If you were starting a new notebook session, you would load the quantized base model first and then apply the fine-tuned LoRA adapter on top of it. The code below shows how you would do this.

In [None]:
from peft import PeftModel

# Path to your saved adapter
adapter_path = f"{training_args.output_dir}/final_adapter"

# --- Code to load model from scratch (for a new session) ---
# 1. Load the quantized base model
base_model = AutoModelForCausalLM.from_pretrained(
    model_id,
    quantization_config=bnb_config,
    device_map=device
)

# 2. Load the PeftModel by merging the adapter into the base model
inference_model = PeftModel.from_pretrained(base_model, adapter_path)

# You can now use `inference_model` for generation just like we did above
print("Inference model loaded successfully.")

## Step 8: Save and Push the Final Model

The training process automatically saved the adapter in the output directory (`gemma-2b-rutooro-finetuned`). Because we set `push_to_hub=True` in the `TrainingArguments`, the trainer also attempted to push the model to the Hugging Face Hub after training.

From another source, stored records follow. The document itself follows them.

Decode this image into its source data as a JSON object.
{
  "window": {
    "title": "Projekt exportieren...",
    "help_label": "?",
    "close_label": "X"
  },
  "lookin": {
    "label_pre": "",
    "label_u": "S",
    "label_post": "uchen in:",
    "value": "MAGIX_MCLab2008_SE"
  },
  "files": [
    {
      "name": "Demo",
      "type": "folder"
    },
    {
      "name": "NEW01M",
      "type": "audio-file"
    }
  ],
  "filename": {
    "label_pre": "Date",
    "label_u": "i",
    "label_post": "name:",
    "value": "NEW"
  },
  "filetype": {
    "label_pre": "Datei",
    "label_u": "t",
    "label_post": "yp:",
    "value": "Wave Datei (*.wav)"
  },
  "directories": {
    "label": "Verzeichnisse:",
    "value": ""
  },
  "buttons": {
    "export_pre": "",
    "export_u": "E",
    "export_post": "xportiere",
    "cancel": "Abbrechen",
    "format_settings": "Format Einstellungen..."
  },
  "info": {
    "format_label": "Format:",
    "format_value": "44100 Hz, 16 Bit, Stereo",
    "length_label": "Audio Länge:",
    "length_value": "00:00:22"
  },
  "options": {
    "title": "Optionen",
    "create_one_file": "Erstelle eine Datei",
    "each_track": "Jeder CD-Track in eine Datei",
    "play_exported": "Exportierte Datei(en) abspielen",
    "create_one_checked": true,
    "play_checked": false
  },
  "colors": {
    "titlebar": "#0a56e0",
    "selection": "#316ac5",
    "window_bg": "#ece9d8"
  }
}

You can also run the command manually to push the final adapter to the Hub. This will create a new repository under your user account.

In [None]:
# Push the final adapter to the Hugging Face Hub
trainer.push_to_hub()

print(f"Adapter pushed to Hugging Face Hub at: https://huggingface.co/{training_args.hub_model_id}")

## Conclusion

You have successfully fine-tuned the Gemma-2B model on a custom dataset using QLoRA on your Apple Silicon Mac. You can now share your model adapter, use it in other applications, or continue to refine it.